At New Voices, we cover the crucial elements of your college experience. Like your awkward JSwipe dates.
Don’t lie, you’ve been on some sort of Jewish dating app or site. You’re embarrassed – but you made an account, you deleted it, and then you downloaded it again after your fill-in-the-blank Jewish family member nagged you about your love life… again.
That means you’ve seen it all. The terrible pick-up lines involving Jewish ritual objects. (Not interested in your shofar, thank you.) The bios that read, “Let’s say we met at shul” or “Your bubbie will love me.” And, of course, the uncomfortable online encounters with people you know from Hillel/Chabad/synagogue/camp/family gathering/Jewish-space-of-your-choice.
And we want to laugh at you. We mean, with you. So, New Voices called for comments and stories on campus Jewish dating, and we’ve collected some cringeworthy gems for your enjoyment.
(And because y’all are private about your private lives – the nerve – the stories are anonymous.)
1) First, you match on JSwipe. Then, you meet through your Jewish mother. Because, of course.
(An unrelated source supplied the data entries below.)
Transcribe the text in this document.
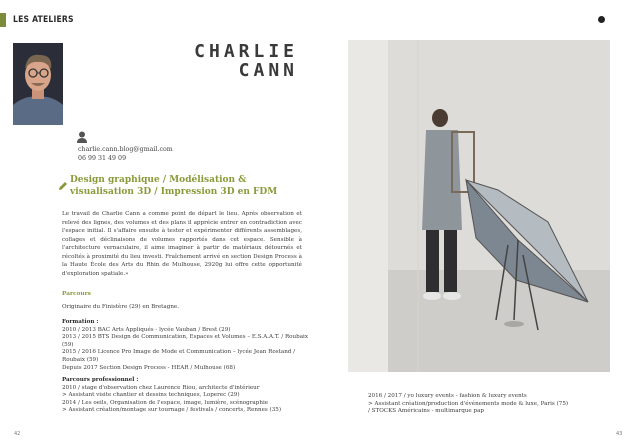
LES ATELIERS
CHARLIE
CANN
charlie.cann.blog@gmail.com
06 99 31 49 09
Design graphique / Modélisation & visualisation 3D / Impression 3D en FDM
Le travail de Charlie Cann a comme point de départ le lieu. Après observation et relevé des lignes, des volumes et des plans il apprécie entrer en contradiction avec l'espace initial. Il s'affaire ensuite à tester et expérimenter différents assemblages, collages et déclinaisons de volumes rapportés dans cet espace. Sensible à l'architecture vernaculaire, il aime imaginer à partir de matériaux détournés et récoltés à proximité du lieu investi. Fraîchement arrivé en section Design Process à la Haute École des Arts du Rhin de Mulhouse, 2920g lui offre cette opportunité d'exploration spatiale.»
Parcours
Originaire du Finistère (29) en Bretagne.
Formation :
2010 / 2013 BAC Arts Appliqués - lycée Vauban / Brest (29)
2013 / 2015 BTS Design de Communication, Espaces et Volumes – E.S.A.A.T. / Roubaix (59)
2015 / 2016 Licence Pro Image de Mode et Communication – lycée Jean Rostand / Roubaix (59)
Depuis 2017 Section Design Process - HEAR / Mulhouse (68)
Parcours professionnel :
2010 / stage d'observation chez Laurence Riou, architecte d'intérieur
> Assistant visite chantier et dessins techniques, Loperec (29)
2014 / Les oeils, Organisation de l'espace, image, lumière, scénographie
> Assistant création/montage sur tournage / festivals / concerts, Rennes (35)
2016 / 2017 / yo luxury events - fashion & luxury events
> Assistant création/production d'événements mode & luxe, Paris (75)
/ STOCKS Américains - multimarque pap
42	43
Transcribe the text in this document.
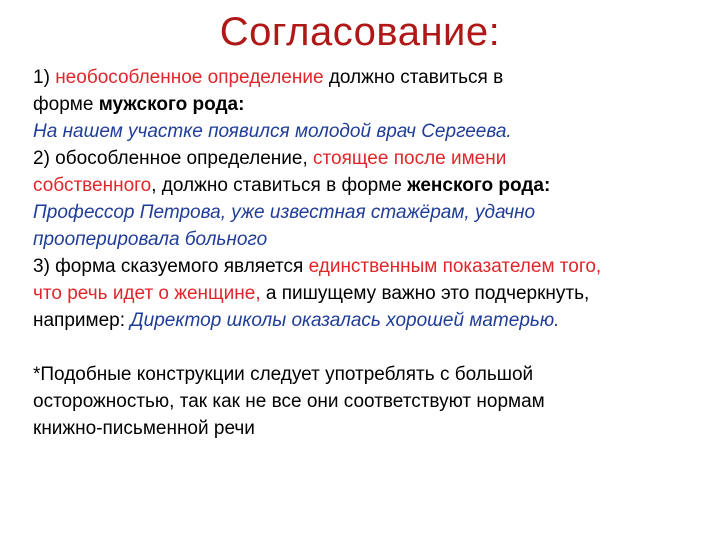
Согласование:
1) необособленное определение должно ставиться в
форме мужского рода:
На нашем участке появился молодой врач Сергеева.
2) обособленное определение, стоящее после имени
собственного, должно ставиться в форме женского рода:
Профессор Петрова, уже известная стажёрам, удачно
прооперировала больного
3) форма сказуемого является единственным показателем того,
что речь идет о женщине, а пишущему важно это подчеркнуть,
например: Директор школы оказалась хорошей матерью.
*Подобные конструкции следует употреблять с большой
осторожностью, так как не все они соответствуют нормам
книжно-письменной речи
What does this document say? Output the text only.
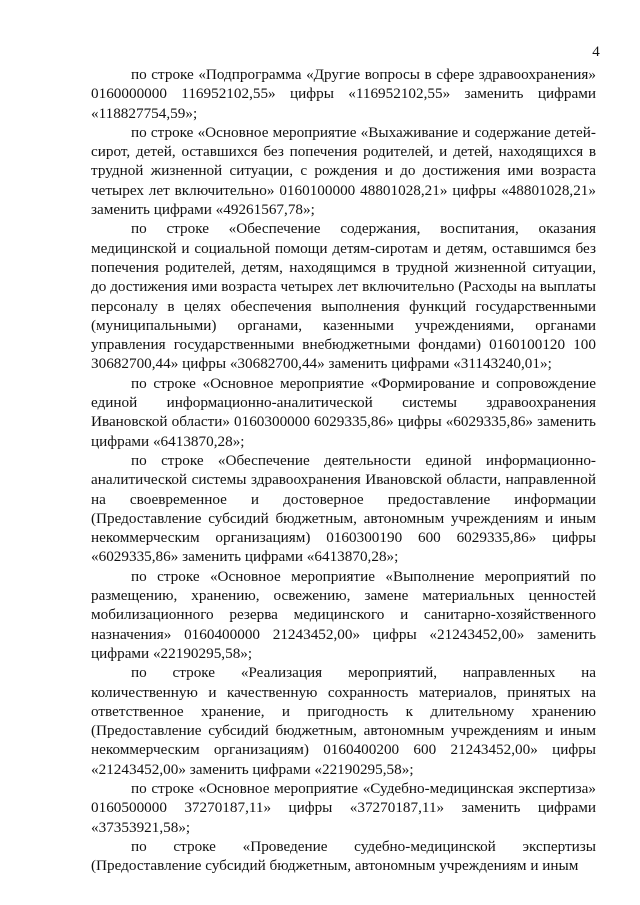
4

по строке «Подпрограмма «Другие вопросы в сфере здравоохранения» 0160000000 116952102,55» цифры «116952102,55» заменить цифрами «118827754,59»;

по строке «Основное мероприятие «Выхаживание и содержание детей-сирот, детей, оставшихся без попечения родителей, и детей, находящихся в трудной жизненной ситуации, с рождения и до достижения ими возраста четырех лет включительно» 0160100000 48801028,21» цифры «48801028,21» заменить цифрами «49261567,78»;

по строке «Обеспечение содержания, воспитания, оказания медицинской и социальной помощи детям-сиротам и детям, оставшимся без попечения родителей, детям, находящимся в трудной жизненной ситуации, до достижения ими возраста четырех лет включительно (Расходы на выплаты персоналу в целях обеспечения выполнения функций государственными (муниципальными) органами, казенными учреждениями, органами управления государственными внебюджетными фондами) 0160100120 100 30682700,44» цифры «30682700,44» заменить цифрами «31143240,01»;

по строке «Основное мероприятие «Формирование и сопровождение единой информационно-аналитической системы здравоохранения Ивановской области» 0160300000 6029335,86» цифры «6029335,86» заменить цифрами «6413870,28»;

по строке «Обеспечение деятельности единой информационно-аналитической системы здравоохранения Ивановской области, направленной на своевременное и достоверное предоставление информации (Предоставление субсидий бюджетным, автономным учреждениям и иным некоммерческим организациям) 0160300190 600 6029335,86» цифры «6029335,86» заменить цифрами «6413870,28»;

по строке «Основное мероприятие «Выполнение мероприятий по размещению, хранению, освежению, замене материальных ценностей мобилизационного резерва медицинского и санитарно-хозяйственного назначения» 0160400000 21243452,00» цифры «21243452,00» заменить цифрами «22190295,58»;

по строке «Реализация мероприятий, направленных на количественную и качественную сохранность материалов, принятых на ответственное хранение, и пригодность к длительному хранению (Предоставление субсидий бюджетным, автономным учреждениям и иным некоммерческим организациям) 0160400200 600 21243452,00» цифры «21243452,00» заменить цифрами «22190295,58»;

по строке «Основное мероприятие «Судебно-медицинская экспертиза» 0160500000 37270187,11» цифры «37270187,11» заменить цифрами «37353921,58»;

по строке «Проведение судебно-медицинской экспертизы (Предоставление субсидий бюджетным, автономным учреждениям и иным
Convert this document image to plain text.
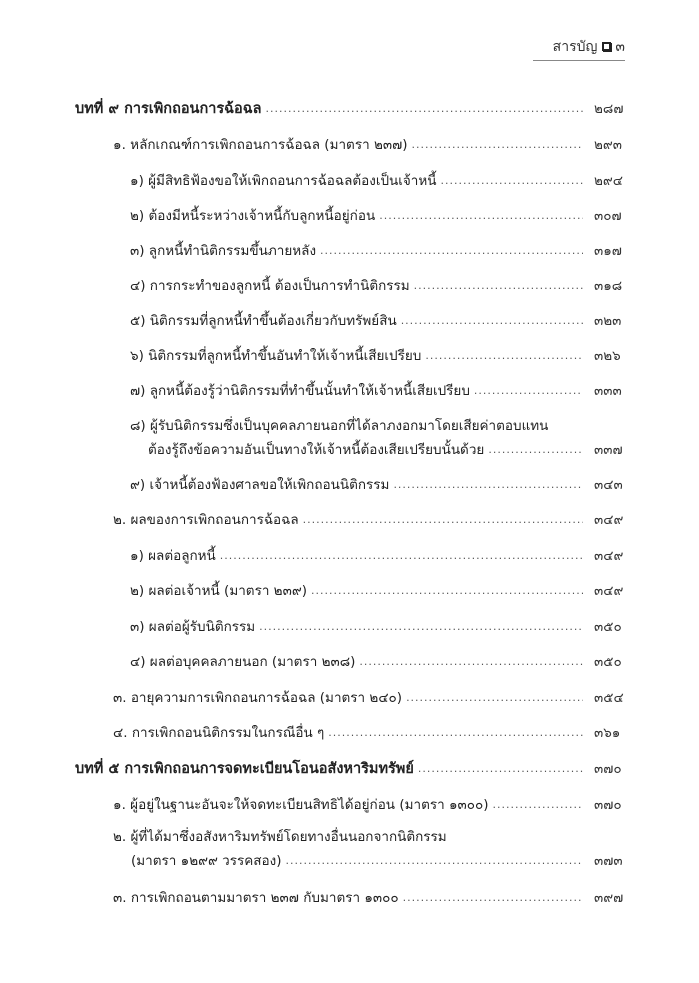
สารบัญ ๓
บทที่ ๙ การเพิกถอนการฉ้อฉล .....	๒๘๗
๑. หลักเกณฑ์การเพิกถอนการฉ้อฉล (มาตรา ๒๓๗) .....	๒๙๓
๑) ผู้มีสิทธิฟ้องขอให้เพิกถอนการฉ้อฉลต้องเป็นเจ้าหนี้ .....	๒๙๔
๒) ต้องมีหนี้ระหว่างเจ้าหนี้กับลูกหนี้อยู่ก่อน .....	๓๐๗
๓) ลูกหนี้ทำนิติกรรมขึ้นภายหลัง .....	๓๑๗
๔) การกระทำของลูกหนี้ ต้องเป็นการทำนิติกรรม .....	๓๑๘
๕) นิติกรรมที่ลูกหนี้ทำขึ้นต้องเกี่ยวกับทรัพย์สิน .....	๓๒๓
๖) นิติกรรมที่ลูกหนี้ทำขึ้นอันทำให้เจ้าหนี้เสียเปรียบ .....	๓๒๖
๗) ลูกหนี้ต้องรู้ว่านิติกรรมที่ทำขึ้นนั้นทำให้เจ้าหนี้เสียเปรียบ .....	๓๓๓
๘) ผู้รับนิติกรรมซึ่งเป็นบุคคลภายนอกที่ได้ลาภงอกมาโดยเสียค่าตอบแทน
ต้องรู้ถึงข้อความอันเป็นทางให้เจ้าหนี้ต้องเสียเปรียบนั้นด้วย .....	๓๓๗
๙) เจ้าหนี้ต้องฟ้องศาลขอให้เพิกถอนนิติกรรม .....	๓๔๓
๒. ผลของการเพิกถอนการฉ้อฉล .....	๓๔๙
๑) ผลต่อลูกหนี้ .....	๓๔๙
๒) ผลต่อเจ้าหนี้ (มาตรา ๒๓๙) .....	๓๔๙
๓) ผลต่อผู้รับนิติกรรม .....	๓๕๐
๔) ผลต่อบุคคลภายนอก (มาตรา ๒๓๘) .....	๓๕๐
๓. อายุความการเพิกถอนการฉ้อฉล (มาตรา ๒๔๐) .....	๓๕๔
๔. การเพิกถอนนิติกรรมในกรณีอื่น ๆ .....	๓๖๑
บทที่ ๕ การเพิกถอนการจดทะเบียนโอนอสังหาริมทรัพย์ .....	๓๗๐
๑. ผู้อยู่ในฐานะอันจะให้จดทะเบียนสิทธิได้อยู่ก่อน (มาตรา ๑๓๐๐) .....	๓๗๐
๒. ผู้ที่ได้มาซึ่งอสังหาริมทรัพย์โดยทางอื่นนอกจากนิติกรรม
(มาตรา ๑๒๙๙ วรรคสอง) .....	๓๗๓
๓. การเพิกถอนตามมาตรา ๒๓๗ กับมาตรา ๑๓๐๐ .....	๓๙๗
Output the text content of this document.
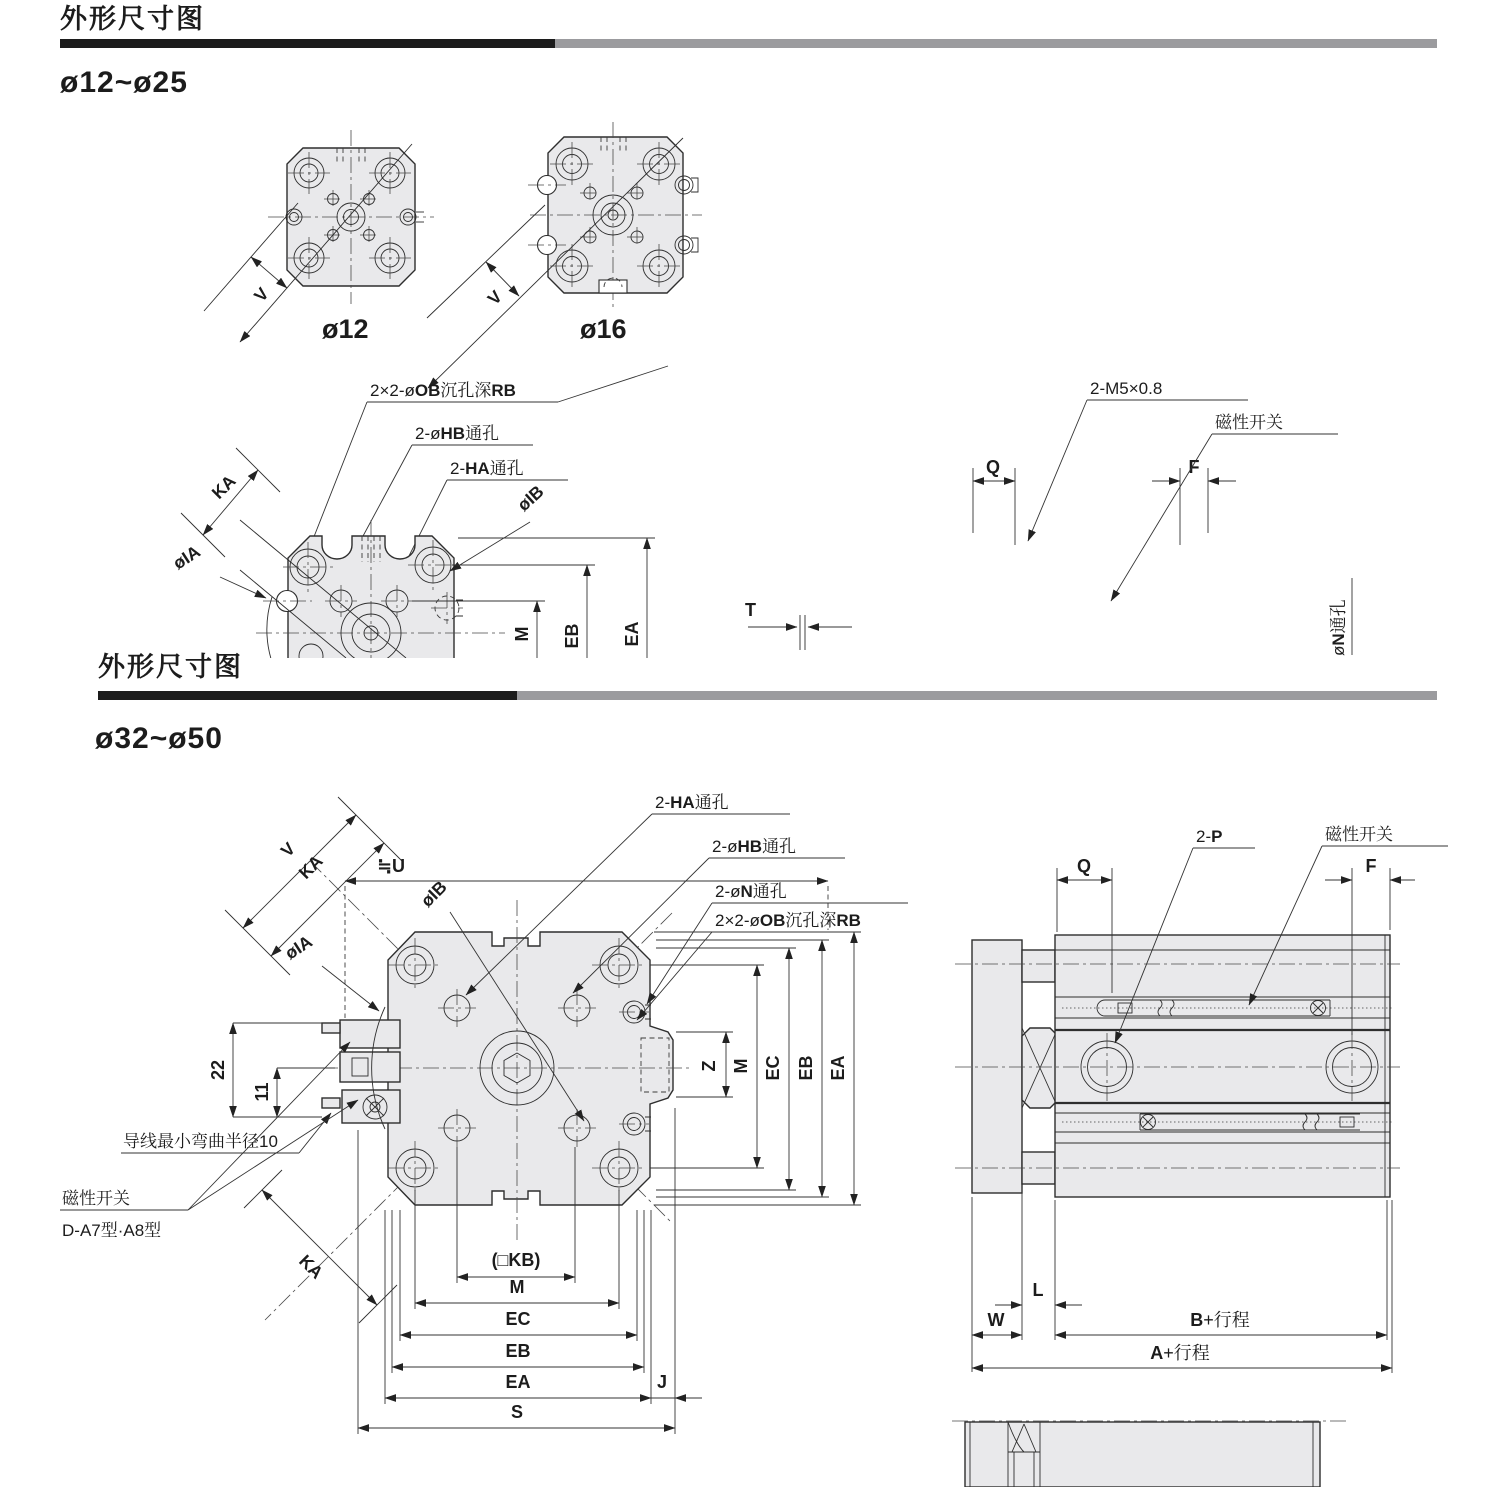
外形尺寸图
ø12~ø25
外形尺寸图
ø32~ø50
V
ø12
V
ø16
2×2-øOB沉孔深RB
2-øHB通孔
2-HA通孔
KA
øIA
øIB
M EB EA
T
Q	F
2-M5×0.8
磁性开关
øN通孔
V
KA	≒U
øIB
øIA
22
11
导线最小弯曲半径10
磁性开关
D-A7型·A8型
KA
2-HA通孔
2-øHB通孔
2-øN通孔
2×2-øOB沉孔深RB
Z M EC EB EA
(□KB)
M
EC
EB
EA	J
S
Q	F
2-P	磁性开关
L
W	B+行程
A+行程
“I matched with this girl on JSwipe. I didn’t message her yet but took notice of her because she was much cuter than the people I normally match with. Then I exited the app and forgot about it for a while. My mother told me that she wanted to go out to dinner with me, two of her friends, and their children who are around my age. We end up going to dinner, and when I get to the restaurant and meet everyone, there was the girl from JSwipe.”
2) Or your mother kindly does the online dating for you – without your knowledge.
“My wonderfully overbearing Jewish mother decided to go and catfish me a nice jewish guy on JDate without my consent or knowledge. (My Bubbie was in on it.) Weeks in, I come to find out my Mamaleh has been talking (as me) to guys on JDate and, with pride in her eyes, has potential suitors for me. After weeks of begging her to take down the site she created for me, her response was, ‘Well, I guess I could see how it could bother you that they’re falling in love with you, but they really love your mother.'”
“I stumbled upon the profile my mom had set up for me on the now-defunct website JMom, which allows mothers to create profiles for their children and find possible matches. I don’t know what made me more uncomfortable, that my mother described my body as ‘average’ (literally anything else would have been better) or that she put that I would be willing to keep a kosher home (despite the fact that I had never talked to my mom about the type of home I wanted to keep, and that I had grown up in a loosely kosher home where we had separate dishes for milk, meat, and treyf). When I asked her about it later, she said she had taken it down because she wasn’t comfortable putting so much information online. Needless to say, I was never actually set up on any dates through this website.”
3) You might be juggling too many Jewish law student suitors at once.
“I went on a swiping spree and among my matches were Jake and Ben. I messaged back and forth with Ben, enjoying the conversation, and I spoke a little bit with Jake, confused about the fact that he went to Yale Law School and said that he was living in Boston. I realized that Jake was only here for a summer and decided that someone who was living near me only temporarily was not someone I was interested in seeing. I gave Ben, a student at a Boston-area law school, my phone number, and from there, we started texting back and forth, eventually scheduling a date.
When I went to meet Ben, I realized on my way to the restaurant that his name in my phone was ‘Jake.’ How silly of me, right? I must have gotten their names mixed up. I got to the place where we were meeting for dinner and shot him a text saying ,’here :)’ and within a moment, a bright and smiling Jake, not Ben, met me. What the hell was going on?
During dinner, I contemplated taking shelter in the bathroom while I performed some quick detective work to solve the mystery of the hot mess I had gotten myself into. Instead I proceeded with caution throughout the conversation, making sure that I didn’t mention any details from the other match’s life to avoid further confusion. After my date, I figured out that I started two different conversations simultaneously, each with a different guy. I gave Jake my number, thinking he was Ben. I have walked away with the lesson to be more careful with the names and life stories of all of the knights in shining armor that appear on my screen.”
4) Or… there may not be enough Jews to go around.
“Time to woo all three of the Jewish women in my area!”
5) Whether you have too many choices or too few, chances are your potential Jew-boos are… interesting.
“I went on a JSwipe date, and the guy showed up sporting an ’80s-tastic mullet. We went bowling and he proceeded to go full Israeli commando on an employee for having the audacity to deny us bumpers. Not besheret.”